I think for a community to be healthy, it must be designed to accommodate a normal person’s life cycle. For 90% of people, that means raising kids, and, eventually, grand kids. Current and future parents aren’t just any random demographic, they’re almost everybody. They’re up there with “people who use the bathroom at work.” A place that isn’t a good place for people to raise kids is literally unsustainable, and that’s not healthy.

The absence of middle class people in New York City, and the tendency of lower income families to leave when their incomes improve, is a strong signal that it’s not a good place for non-wealthy people to raise kids. I don’t think you can call a place that fails to accommodate such a basic life function “healthy.” New York City is literally unsustainable—it would cease to exist if it weren’t for continuous international immigration. Suburbia might be ugly and car dependent, but at least it’s a place where normal people can meet all of their life needs. (Note I’m not advocating for suburbia. I’m criticizing urbanists for failing to offer any solutions that speak to the 90% of people who have or want kids. They’re selling beautiful office buildings without bathrooms.)

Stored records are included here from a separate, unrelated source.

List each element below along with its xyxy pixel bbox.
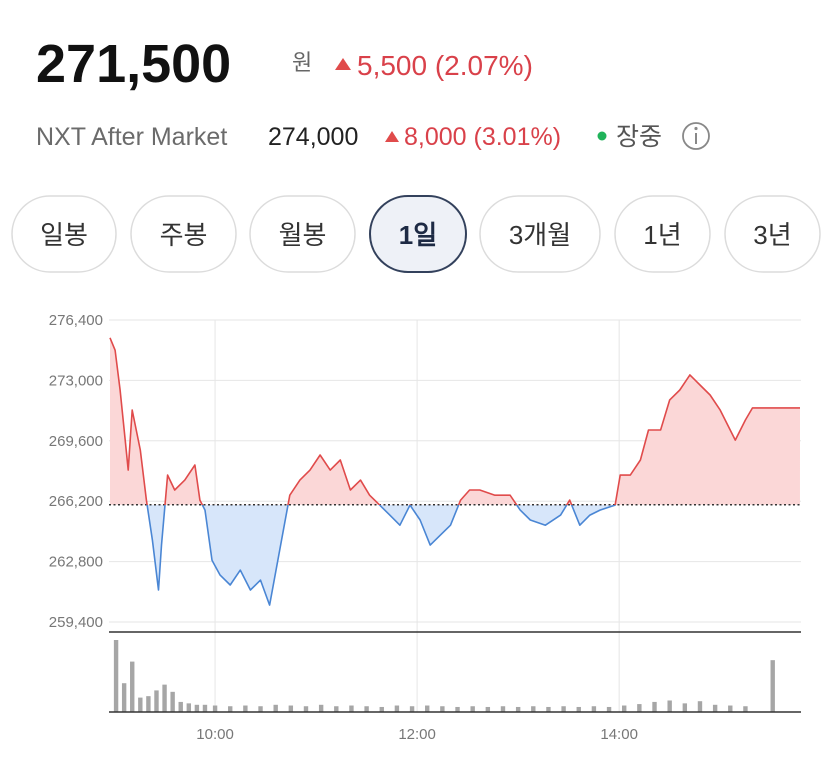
tab-pill[interactable] [249,195,356,273]
volume-bar [591,706,597,712]
volume-bar [770,660,775,712]
tab-label[interactable]: 1일 [399,220,437,250]
volume-bar [728,705,733,712]
volume-bar [273,704,278,712]
tab[interactable]: 월봉 [249,195,356,273]
volume-bar [194,704,200,712]
volume-bar [178,701,183,712]
tab-label[interactable]: 주봉 [160,220,208,250]
volume-bar [154,690,159,712]
price: 271,500 [36,34,231,94]
volume-bar [743,706,748,712]
volume-bar [652,701,657,712]
volume-bar [146,696,151,712]
price-chart: 259,400 262,800 266,200 269,600 273,000 276,4… [49,312,801,743]
tab[interactable]: 1일 [369,195,467,273]
market-status: 장중 [616,123,662,151]
price-line [109,337,800,606]
period-tabs: 일봉 주봉 월봉 1일 3개월 1년 3년 [11,195,821,273]
volume-bar [622,705,627,712]
after-market-label: NXT After Market [36,123,227,151]
x-tick-label: 14:00 [600,726,638,743]
volume-bar [303,706,309,712]
volume-bar [515,706,521,712]
volume-bar [130,661,135,712]
volume-bar [202,704,208,712]
volume-bar [576,706,581,712]
volume-bar [485,706,491,712]
tab-pill[interactable] [479,195,601,273]
tab-pill[interactable] [614,195,711,273]
volume-bar [186,703,192,712]
volume-bar [318,704,324,712]
volume-bar [162,684,167,712]
volume-bar [606,706,612,712]
volume-bar [712,704,718,712]
volume-bar [349,705,354,712]
volume-bar [258,706,263,712]
tab[interactable]: 3개월 [479,195,601,273]
y-tick-label: 273,000 [49,372,103,389]
volume-bar [667,700,672,712]
tab-pill[interactable] [724,195,821,273]
tab[interactable]: 일봉 [11,195,117,273]
volume-bar [243,705,248,712]
up-arrow [385,131,399,142]
volume-bar [138,697,143,712]
volume-bar [697,701,703,712]
volume-bar [561,706,566,712]
status-dot [597,131,607,141]
tab-pill[interactable] [369,195,467,273]
x-tick-label: 10:00 [196,726,234,743]
volume-bar [531,706,536,712]
volume-bar [455,706,460,712]
volume-bar [170,691,175,712]
tab-label[interactable]: 일봉 [40,220,88,250]
tab[interactable]: 1년 [614,195,711,273]
volume-bar [682,703,688,712]
volume-bar [470,706,475,712]
price-unit: 원 [292,50,312,75]
volume-bar [440,706,445,712]
volume-bar [212,705,218,712]
volume-bar [500,706,506,712]
tab-label[interactable]: 3년 [753,220,791,250]
volume-bar [334,706,339,712]
tab-pill[interactable] [130,195,237,273]
after-market-price: 274,000 [268,123,358,151]
volume-bar [379,706,384,712]
volume-bar [546,706,551,712]
tab-label[interactable]: 3개월 [509,220,571,250]
tab-label[interactable]: 월봉 [279,220,327,250]
up-arrow [335,58,351,70]
tab-pill[interactable] [11,195,117,273]
price-area [110,337,800,606]
y-tick-label: 259,400 [49,614,103,631]
after-market-change: 8,000 (3.01%) [404,123,561,151]
volume-bar [121,683,127,712]
volume-bar [409,706,415,712]
volume-bar [288,705,294,712]
info-icon[interactable] [682,122,710,150]
y-tick-label: 266,200 [49,493,103,510]
volume-bar [425,705,430,712]
tab-label[interactable]: 1년 [643,220,681,250]
volume-bar [637,704,642,712]
tab[interactable]: 주봉 [130,195,237,273]
volume-bar [394,705,400,712]
y-tick-label: 269,600 [49,433,103,450]
tab[interactable]: 3년 [724,195,821,273]
y-tick-label: 262,800 [49,554,103,571]
volume-bar [228,706,233,712]
volume-bar [364,706,369,712]
volume-bar [113,640,119,712]
y-tick-label: 276,400 [49,312,103,329]
x-tick-label: 12:00 [398,726,436,743]
price-change: 5,500 (2.07%) [357,50,533,81]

That's because there aren't enough Manhattans.

A similar situation plays out in cities like London - a ton of people move out to raise families; historically it's been possible for the middle class to have children and live a few zones out, but it's getting much harder for anyone without inheritance.

The problem is that there are very few cities that aren't either tiny, or endless car based sprawl.


> A similar situation plays out in cities like London - a ton of people move out to raise families; historically it's been possible for the middle class to have children and live a few zones out, but it's getting much harder for anyone without inheritance.

> The problem is that there are very few cities that aren't either tiny, or endless car based sprawl.

not to be trite, but isn't "very few cities that aren't ... tiny" sort of definitional? england only has the population for 6 greater londons, if you crammed them all together. would spreading the population across six of them bring prices down enough for everyone to have the nice flat they want? how long would that remain the case?


That's because everyone wants to live there, it's unique. If a vibrant downtown existed in all NA cities it would take the pressure off Manhattan.